Aditya 'Dicky' Singh (May 1966 – 6 September 2023) was an Indian wildlife conservationist and wildlife photographer.

== Career ==
Singh was educated at the Modern School, Barakhamba in New Delhi.

Singh had a bachelor's degree in civil engineering from Bangalore. He was an IAS officer. He joined and then left the Indian Civil Service to pursue his interests in wildlife conservation and wildlife photography.

Singh was famous for his project on the edge of Ranthambore National Park in Rajasthan, India in which he converted 40 acres of land on the edge of Ranthambore into a wild area over decades from 1998 onwards.
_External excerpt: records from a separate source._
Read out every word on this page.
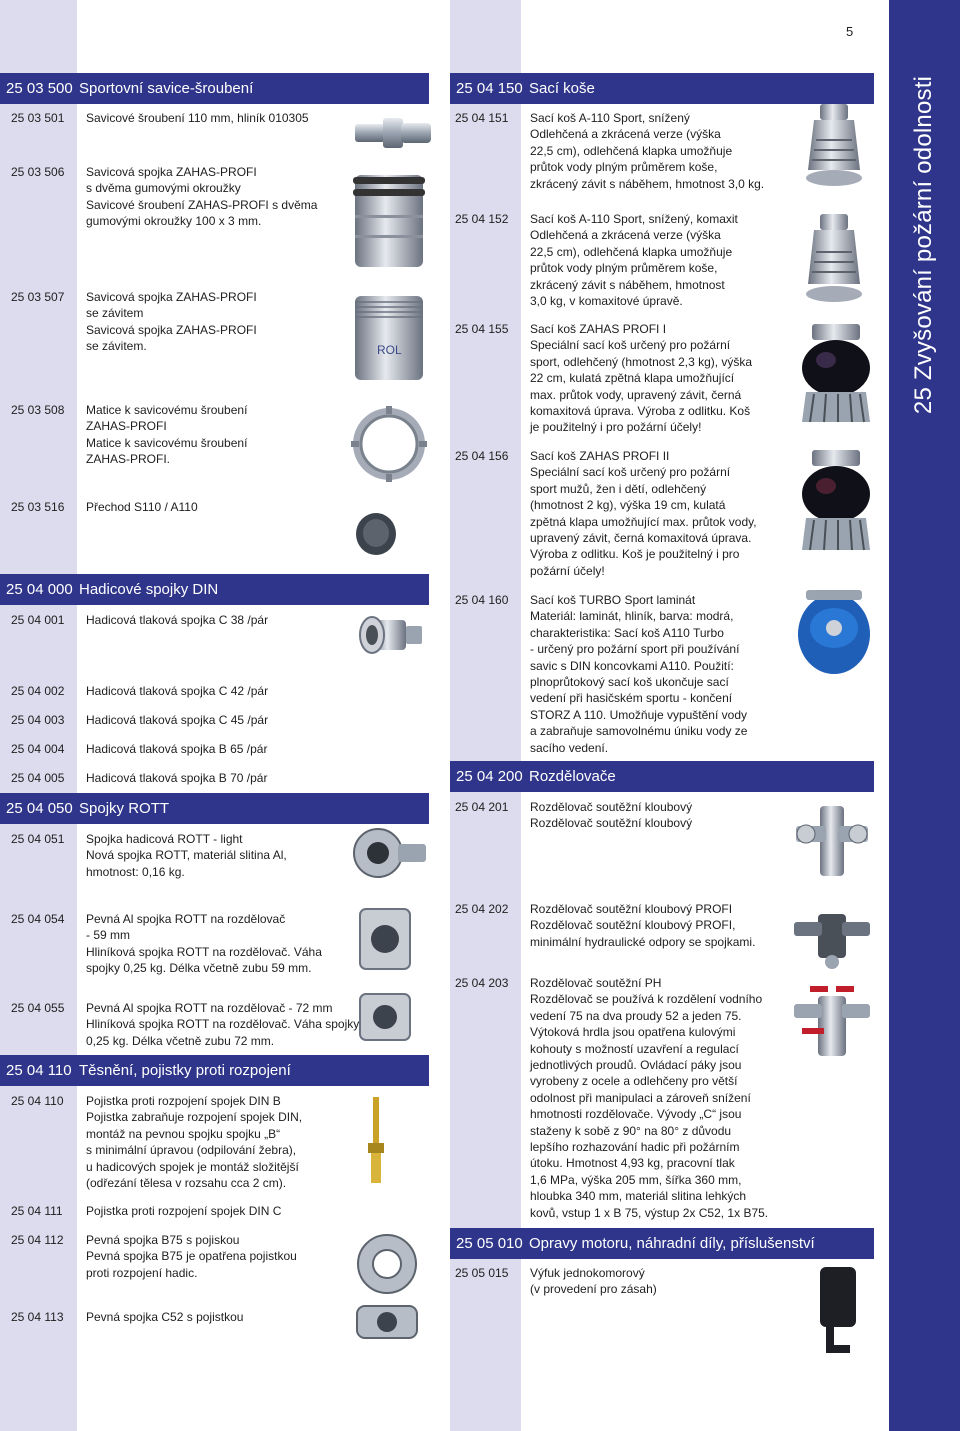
25 Zvyšování požární odolnosti
5
25 03 500 Sportovní savice-šroubení
25 03 501 Savicové šroubení 110 mm, hliník 010305
25 03 506 Savicová spojka ZAHAS-PROFI
s dvěma gumovými okroužky
Savicové šroubení ZAHAS-PROFI s dvěma
gumovými okroužky 100 x 3 mm.
25 03 507 Savicová spojka ZAHAS-PROFI
se závitem
Savicová spojka ZAHAS-PROFI
se závitem.
25 03 508 Matice k savicovému šroubení
ZAHAS-PROFI
Matice k savicovému šroubení
ZAHAS-PROFI.
25 03 516 Přechod S110 / A110
25 04 000 Hadicové spojky DIN
25 04 001 Hadicová tlaková spojka C 38 /pár
25 04 002 Hadicová tlaková spojka C 42 /pár
25 04 003 Hadicová tlaková spojka C 45 /pár
25 04 004 Hadicová tlaková spojka B 65 /pár
25 04 005 Hadicová tlaková spojka B 70 /pár
25 04 050 Spojky ROTT
25 04 051 Spojka hadicová ROTT - light
Nová spojka ROTT, materiál slitina Al,
hmotnost: 0,16 kg.
25 04 054 Pevná Al spojka ROTT na rozdělovač
- 59 mm
Hliníková spojka ROTT na rozdělovač. Váha
spojky 0,25 kg. Délka včetně zubu 59 mm.
25 04 055 Pevná Al spojka ROTT na rozdělovač - 72 mm
Hliníková spojka ROTT na rozdělovač. Váha spojky
0,25 kg. Délka včetně zubu 72 mm.
25 04 110 Těsnění, pojistky proti rozpojení
25 04 110 Pojistka proti rozpojení spojek DIN B
Pojistka zabraňuje rozpojení spojek DIN,
montáž na pevnou spojku spojku „B“
s minimální úpravou (odpilování žebra),
u hadicových spojek je montáž složitější
(odřezání tělesa v rozsahu cca 2 cm).
25 04 111 Pojistka proti rozpojení spojek DIN C
25 04 112 Pevná spojka B75 s pojiskou
Pevná spojka B75 je opatřena pojistkou
proti rozpojení hadic.
25 04 113 Pevná spojka C52 s pojistkou
25 04 150 Sací koše
25 04 151 Sací koš A-110 Sport, snížený
Odlehčená a zkrácená verze (výška
22,5 cm), odlehčená klapka umožňuje
průtok vody plným průměrem koše,
zkrácený závit s náběhem, hmotnost 3,0 kg.
25 04 152 Sací koš A-110 Sport, snížený, komaxit
Odlehčená a zkrácená verze (výška
22,5 cm), odlehčená klapka umožňuje
průtok vody plným průměrem koše,
zkrácený závit s náběhem, hmotnost
3,0 kg, v komaxitové úpravě.
25 04 155 Sací koš ZAHAS PROFI I
Speciální sací koš určený pro požární
sport, odlehčený (hmotnost 2,3 kg), výška
22 cm, kulatá zpětná klapa umožňující
max. průtok vody, upravený závit, černá
komaxitová úprava. Výroba z odlitku. Koš
je použitelný i pro požární účely!
25 04 156 Sací koš ZAHAS PROFI II
Speciální sací koš určený pro požární
sport mužů, žen i dětí, odlehčený
(hmotnost 2 kg), výška 19 cm, kulatá
zpětná klapa umožňující max. průtok vody,
upravený závit, černá komaxitová úprava.
Výroba z odlitku. Koš je použitelný i pro
požární účely!
25 04 160 Sací koš TURBO Sport laminát
Materiál: laminát, hliník, barva: modrá,
charakteristika: Sací koš A110 Turbo
- určený pro požární sport při používání
savic s DIN koncovkami A110. Použití:
plnoprůtokový sací koš ukončuje sací
vedení při hasičském sportu - končení
STORZ A 110. Umožňuje vypuštění vody
a zabraňuje samovolnému úniku vody ze
sacího vedení.
25 04 200 Rozdělovače
25 04 201 Rozdělovač soutěžní kloubový
Rozdělovač soutěžní kloubový
25 04 202 Rozdělovač soutěžní kloubový PROFI
Rozdělovač soutěžní kloubový PROFI,
minimální hydraulické odpory se spojkami.
25 04 203 Rozdělovač soutěžní PH
Rozdělovač se používá k rozdělení vodního
vedení 75 na dva proudy 52 a jeden 75.
Výtoková hrdla jsou opatřena kulovými
kohouty s možností uzavření a regulací
jednotlivých proudů. Ovládací páky jsou
vyrobeny z ocele a odlehčeny pro větší
odolnost při manipulaci a zároveň snížení
hmotnosti rozdělovače. Vývody „C“ jsou
staženy k sobě z 90° na 80° z důvodu
lepšího rozhazování hadic při požárním
útoku. Hmotnost 4,93 kg, pracovní tlak
1,6 MPa, výška 205 mm, šířka 360 mm,
hloubka 340 mm, materiál slitina lehkých
kovů, vstup 1 x B 75, výstup 2x C52, 1x B75.
25 05 010 Opravy motoru, náhradní díly, příslušenství
25 05 015 Výfuk jednokomorový
(v provedení pro zásah)
ROL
Initially, Singh and his wife leased government property in Khilchipur which they transformed into a resort that started operations in 1998. Eventually, they closed down their resort and had a six-room luxury homestay in their own house.

Singh was either a field assistant or a line producer for many wildlife documentaries for the BBC's Wildlife Division, National Geographic Film and Television, Japan's NHK Broadcasting Service, Irish television, and others.

Singh bought a patch of land near Ranthambore Fort in 2000. Eventually, he had accumulated 50 acres of land and he decided to reforest the area. They kept buying patches of adjacent land which they fenced off and left unattended. It took a decade for trees to grow back on their land.

Singh was involved in tiger conservation projects and also played a key role in the setting up, planning and execution of an anti-poaching initiative called 'Operation Co-Operation' which was a joint effort between the local Forest Department and the Ranthambhore National Park, and which led to the identification and capture of tiger poachers.

Singh was the author of the book "Noor: Queen of Ranthambore" about the tigress Noor.

== Personal life and death ==
Dicky Singh was married to Poonam, and had a daughter named Nyra.

Singh died of a heart attack in his sleep on 6 September 2023, at the age of 57.

Valmik Thapar described Singh as one of the finest wildlife photographers.

== Awards ==
Singh won the Carl Zeiss Award for Conservation in 2012 and the Sanctuary Wildlife Photographer of the Year award in 2011.